Le festività natalizie, che oggi giungono a compimento, servono a questo: fare una retrospettiva, accettare tutto quanto è stato, ricordarsi, e poi abbracciare la vita che torna nuovamente a manifestarsi.
La retrospettiva è una revisione degli eventi e dei pensieri che va compiuta in senso inverso allo scorrere del tempo, ossia cercando di rivedere tutto il nostro vissuto, dall’ultimo momento a quello immediatamente precedente e così via. Rivedere, senza giudizio alcuno, senza attaccamento alcuno; dunque è consigliato non soffermarsi più di qualche secondo su un evento. In questo modo si sviluppa anche l'autosservazione e ci si libera dalle abitudini consolidate.

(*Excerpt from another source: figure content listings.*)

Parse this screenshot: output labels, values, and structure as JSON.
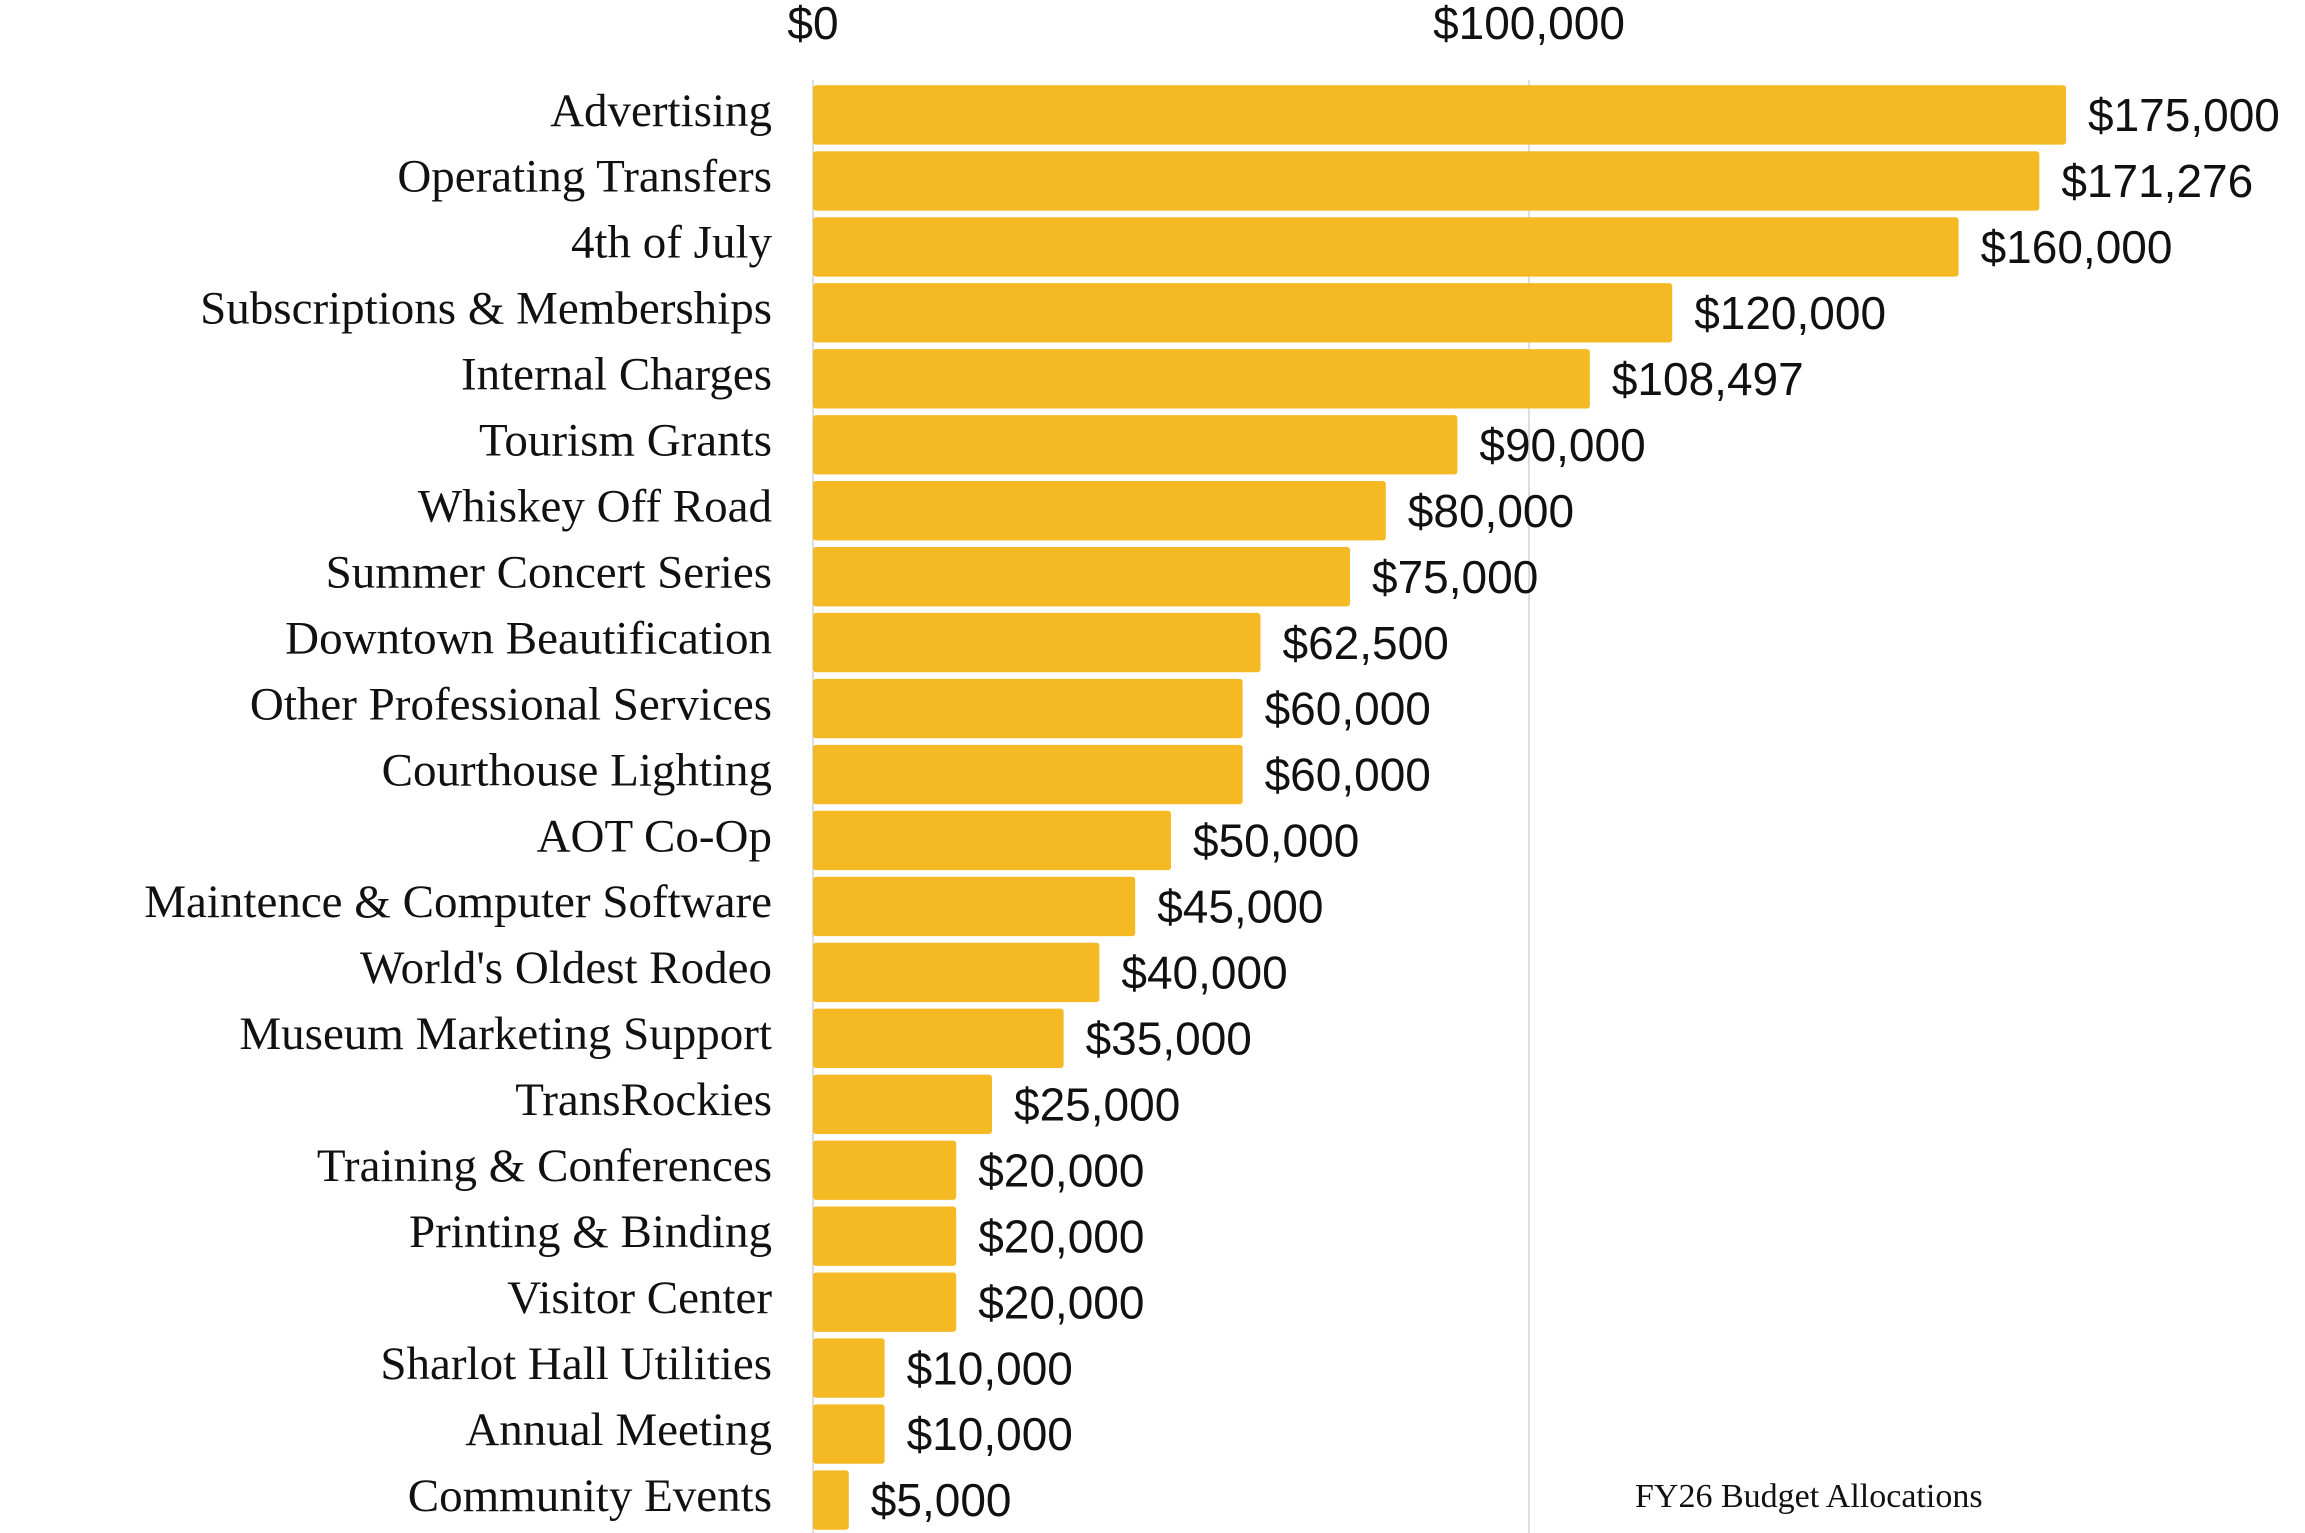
{
  "chart_data": {
    "type": "bar",
    "orientation": "horizontal",
    "categories": [
      "Advertising",
      "Operating Transfers",
      "4th of July",
      "Subscriptions & Memberships",
      "Internal Charges",
      "Tourism Grants",
      "Whiskey Off Road",
      "Summer Concert Series",
      "Downtown Beautification",
      "Other Professional Services",
      "Courthouse Lighting",
      "AOT Co-Op",
      "Maintence & Computer Software",
      "World's Oldest Rodeo",
      "Museum Marketing Support",
      "TransRockies",
      "Training & Conferences",
      "Printing & Binding",
      "Visitor Center",
      "Sharlot Hall Utilities",
      "Annual Meeting",
      "Community Events"
    ],
    "values": [
      175000,
      171276,
      160000,
      120000,
      108497,
      90000,
      80000,
      75000,
      62500,
      60000,
      60000,
      50000,
      45000,
      40000,
      35000,
      25000,
      20000,
      20000,
      20000,
      10000,
      10000,
      5000
    ],
    "value_labels": [
      "$175,000",
      "$171,276",
      "$160,000",
      "$120,000",
      "$108,497",
      "$90,000",
      "$80,000",
      "$75,000",
      "$62,500",
      "$60,000",
      "$60,000",
      "$50,000",
      "$45,000",
      "$40,000",
      "$35,000",
      "$25,000",
      "$20,000",
      "$20,000",
      "$20,000",
      "$10,000",
      "$10,000",
      "$5,000"
    ],
    "color": "#f4b923",
    "xlim": [
      0,
      200000
    ],
    "xticks": [
      {
        "value": 0,
        "label": "$0"
      },
      {
        "value": 100000,
        "label": "$100,000"
      }
    ],
    "grid": true,
    "annotation": "FY26 Budget Allocations"
  }
}
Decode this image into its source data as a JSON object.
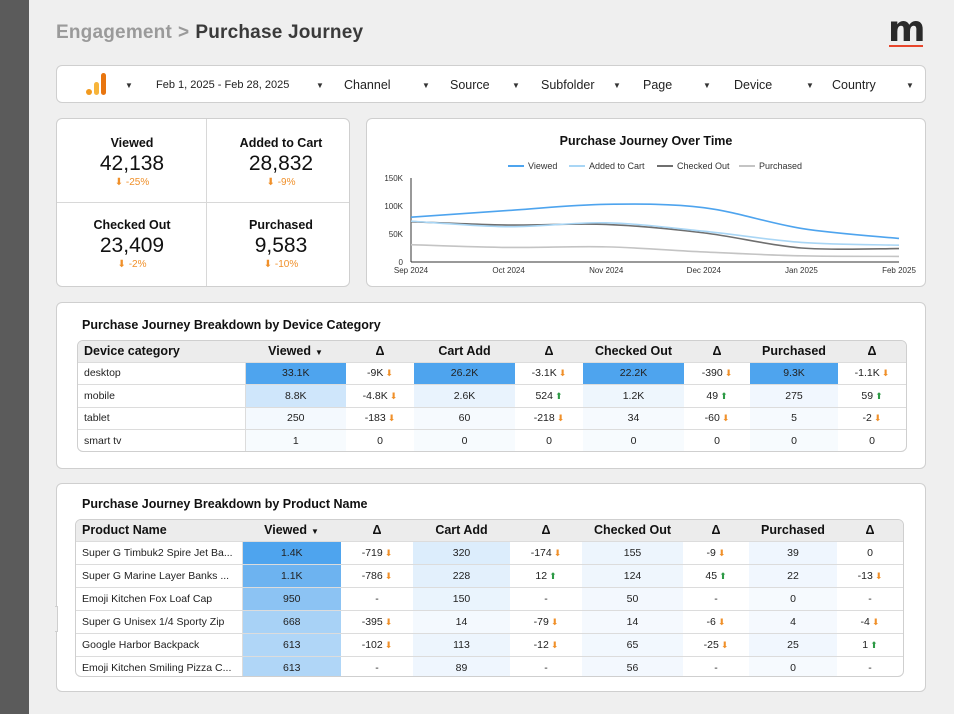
{
  "header": {
    "parent": "Engagement",
    "separator": ">",
    "current": "Purchase Journey"
  },
  "brand": {
    "logo_letter": "m",
    "accent": "#e8462c",
    "primary_blue": "#4ea4ee",
    "analytics_orange": "#f29a1f"
  },
  "filters": {
    "date_range": "Feb 1, 2025 - Feb 28, 2025",
    "items": [
      "Channel",
      "Source",
      "Subfolder",
      "Page",
      "Device",
      "Country"
    ]
  },
  "kpis": [
    {
      "title": "Viewed",
      "value": "42,138",
      "delta": "-25%"
    },
    {
      "title": "Added to Cart",
      "value": "28,832",
      "delta": "-9%"
    },
    {
      "title": "Checked Out",
      "value": "23,409",
      "delta": "-2%"
    },
    {
      "title": "Purchased",
      "value": "9,583",
      "delta": "-10%"
    }
  ],
  "chart_data": {
    "type": "line",
    "title": "Purchase Journey Over Time",
    "x": [
      "Sep 2024",
      "Oct 2024",
      "Nov 2024",
      "Dec 2024",
      "Jan 2025",
      "Feb 2025"
    ],
    "ylim": [
      0,
      150000
    ],
    "yticks": [
      "150K",
      "100K",
      "50K",
      "0"
    ],
    "ytick_values": [
      150000,
      100000,
      50000,
      0
    ],
    "legend_position": "top",
    "series": [
      {
        "name": "Viewed",
        "color": "#4ea4ee",
        "values": [
          80000,
          92000,
          103000,
          97000,
          60000,
          42000
        ]
      },
      {
        "name": "Added to Cart",
        "color": "#a9d6f5",
        "values": [
          73000,
          63000,
          70000,
          55000,
          35000,
          30000
        ]
      },
      {
        "name": "Checked Out",
        "color": "#6f6f6f",
        "values": [
          72000,
          66000,
          67000,
          52000,
          25000,
          24000
        ]
      },
      {
        "name": "Purchased",
        "color": "#c4c4c4",
        "values": [
          31000,
          26000,
          27000,
          18000,
          11000,
          10000
        ]
      }
    ]
  },
  "device_table": {
    "title": "Purchase Journey Breakdown by Device Category",
    "headers": [
      "Device category",
      "Viewed",
      "Δ",
      "Cart Add",
      "Δ",
      "Checked Out",
      "Δ",
      "Purchased",
      "Δ"
    ],
    "sort_icon": "▼",
    "rows": [
      {
        "name": "desktop",
        "cells": [
          {
            "v": "33.1K",
            "bg": "#4ea4ee"
          },
          {
            "v": "-9K",
            "d": "down"
          },
          {
            "v": "26.2K",
            "bg": "#4ea4ee"
          },
          {
            "v": "-3.1K",
            "d": "down"
          },
          {
            "v": "22.2K",
            "bg": "#4ea4ee"
          },
          {
            "v": "-390",
            "d": "down"
          },
          {
            "v": "9.3K",
            "bg": "#4ea4ee"
          },
          {
            "v": "-1.1K",
            "d": "down"
          }
        ]
      },
      {
        "name": "mobile",
        "cells": [
          {
            "v": "8.8K",
            "bg": "#cfe6fb"
          },
          {
            "v": "-4.8K",
            "d": "down"
          },
          {
            "v": "2.6K",
            "bg": "#e9f3fd"
          },
          {
            "v": "524",
            "d": "up"
          },
          {
            "v": "1.2K",
            "bg": "#eef6fd"
          },
          {
            "v": "49",
            "d": "up"
          },
          {
            "v": "275",
            "bg": "#f1f7fe"
          },
          {
            "v": "59",
            "d": "up"
          }
        ]
      },
      {
        "name": "tablet",
        "cells": [
          {
            "v": "250",
            "bg": "#f4f9fe"
          },
          {
            "v": "-183",
            "d": "down"
          },
          {
            "v": "60",
            "bg": "#f6fafe"
          },
          {
            "v": "-218",
            "d": "down"
          },
          {
            "v": "34",
            "bg": "#f6fafe"
          },
          {
            "v": "-60",
            "d": "down"
          },
          {
            "v": "5",
            "bg": "#f6fafe"
          },
          {
            "v": "-2",
            "d": "down"
          }
        ]
      },
      {
        "name": "smart tv",
        "cells": [
          {
            "v": "1",
            "bg": "#f7fbfe"
          },
          {
            "v": "0"
          },
          {
            "v": "0",
            "bg": "#f7fbfe"
          },
          {
            "v": "0"
          },
          {
            "v": "0",
            "bg": "#f7fbfe"
          },
          {
            "v": "0"
          },
          {
            "v": "0",
            "bg": "#f7fbfe"
          },
          {
            "v": "0"
          }
        ]
      }
    ]
  },
  "product_table": {
    "title": "Purchase Journey Breakdown by Product Name",
    "headers": [
      "Product Name",
      "Viewed",
      "Δ",
      "Cart Add",
      "Δ",
      "Checked Out",
      "Δ",
      "Purchased",
      "Δ"
    ],
    "sort_icon": "▼",
    "rows": [
      {
        "name": "Super G Timbuk2 Spire Jet Ba...",
        "cells": [
          {
            "v": "1.4K",
            "bg": "#4ea4ee"
          },
          {
            "v": "-719",
            "d": "down"
          },
          {
            "v": "320",
            "bg": "#dcedfc"
          },
          {
            "v": "-174",
            "d": "down"
          },
          {
            "v": "155",
            "bg": "#edf5fd"
          },
          {
            "v": "-9",
            "d": "down"
          },
          {
            "v": "39",
            "bg": "#eff6fe"
          },
          {
            "v": "0"
          }
        ]
      },
      {
        "name": "Super G Marine Layer Banks ...",
        "cells": [
          {
            "v": "1.1K",
            "bg": "#6db3f0"
          },
          {
            "v": "-786",
            "d": "down"
          },
          {
            "v": "228",
            "bg": "#e3f0fc"
          },
          {
            "v": "12",
            "d": "up"
          },
          {
            "v": "124",
            "bg": "#eff6fd"
          },
          {
            "v": "45",
            "d": "up"
          },
          {
            "v": "22",
            "bg": "#f1f7fe"
          },
          {
            "v": "-13",
            "d": "down"
          }
        ]
      },
      {
        "name": "Emoji Kitchen Fox Loaf Cap",
        "cells": [
          {
            "v": "950",
            "bg": "#8cc3f3"
          },
          {
            "v": "-"
          },
          {
            "v": "150",
            "bg": "#eaf4fd"
          },
          {
            "v": "-"
          },
          {
            "v": "50",
            "bg": "#f3f8fe"
          },
          {
            "v": "-"
          },
          {
            "v": "0",
            "bg": "#f6fafe"
          },
          {
            "v": "-"
          }
        ]
      },
      {
        "name": "Super G Unisex 1/4 Sporty Zip",
        "cells": [
          {
            "v": "668",
            "bg": "#a8d2f6"
          },
          {
            "v": "-395",
            "d": "down"
          },
          {
            "v": "14",
            "bg": "#f4f9fe"
          },
          {
            "v": "-79",
            "d": "down"
          },
          {
            "v": "14",
            "bg": "#f5f9fe"
          },
          {
            "v": "-6",
            "d": "down"
          },
          {
            "v": "4",
            "bg": "#f5f9fe"
          },
          {
            "v": "-4",
            "d": "down"
          }
        ]
      },
      {
        "name": "Google Harbor Backpack",
        "cells": [
          {
            "v": "613",
            "bg": "#b0d6f7"
          },
          {
            "v": "-102",
            "d": "down"
          },
          {
            "v": "113",
            "bg": "#edf5fd"
          },
          {
            "v": "-12",
            "d": "down"
          },
          {
            "v": "65",
            "bg": "#f2f8fe"
          },
          {
            "v": "-25",
            "d": "down"
          },
          {
            "v": "25",
            "bg": "#f1f7fe"
          },
          {
            "v": "1",
            "d": "up"
          }
        ]
      },
      {
        "name": "Emoji Kitchen Smiling Pizza C...",
        "cells": [
          {
            "v": "613",
            "bg": "#b0d6f7"
          },
          {
            "v": "-"
          },
          {
            "v": "89",
            "bg": "#eff6fe"
          },
          {
            "v": "-"
          },
          {
            "v": "56",
            "bg": "#f3f8fe"
          },
          {
            "v": "-"
          },
          {
            "v": "0",
            "bg": "#f6fafe"
          },
          {
            "v": "-"
          }
        ]
      }
    ]
  }
}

Non sto qui dichiarando che le abitudini siano catene. Eventualmente, bisognerebbe comprendere la differenza tra abitudine e ritmo, ad esempio, ma non voglio divagare troppo. Le abitudini consolidate sono azioni e/o parole a cui la nostra personalità è legata al punto da riconoscersi in esse e non nel proprio sentire, ancor meglio nel proprio sé. Va certamente bene alzarsi al mattino e compiere le stesse azioni, ma chi ha detto che dobbiamo lavarci i denti sempre con la mano destra? Bastano veramente piccoli accorgimenti e poi sarà persino più divertente. Piccoli accorgimenti che è necessario accompagnino la nostra quotidianità, perché la cronaca, la crisi, la politica continuano a ripetersi. Così, possiamo rimanere con i piedi per terra, persino immersi in tutta questa realtà... senza però esserne ipnotizzati!
Ma aspetta un attimo, siamo ora ad “accettare tutto quanto è stato”. Il motivo è nella frase stessa: è stato. Qualunque cosa abbiamo fatto o ci è accaduta, nel bene e nel male, è parte di noi; se vogliamo manifestare l’amore per noi stessi dobbiamo essere grati al nostro vissuto. Due se. Il primo è quello appena scritto: "se vogliamo manifestare l’amore per noi stessi”. Nel caso tale affermazione ti dia noia, giacché in fondo stiamo parlando di autoeducazione, ti metto semplicemente a conoscenza di queste parole di Rudolf Steiner, condivise da tutti gli educatori che operano seguendone il metodo (me compresa!): “Ci sono soltanto tre modi efficaci per educare: con la paura, con l’ambizione, con l’amore. Noi rinunciamo ai primi due.” Ed ecco il secondo. Se in alto avessi scritto “essere grati per tutto quanto è stato” solo la metà di chi legge sarebbe probabilmente andata avanti, perché questo sentimento a molti ancora fa storcere il naso. "Come faccio a essere grato per quel deficiente che mi è venuto addosso distruggendomi la macchina?" Compiuta la retrospettiva questo pensiero non esiste più! "Si vabbè facile a dirsi…", tu FALLO! poi se vuoi ne riparliamo.
Ricordarsi. Non mi sto ripetendo; il ricordo è parte della retrospettiva ma questa volta ci vede coinvolti emotivamente. Prendi allora queste emozioni - dai scegli le belle! - portale con te e abbraccia la vita che si manifesta. Quando? OGGI, ora, in questo momento. Non solo perché è l’Epifania, ma perché, e qui sì che mi ripeto, è l’unica cosa certa!

Brindiamo dunque all'istante presente augurandoci una splendente vita!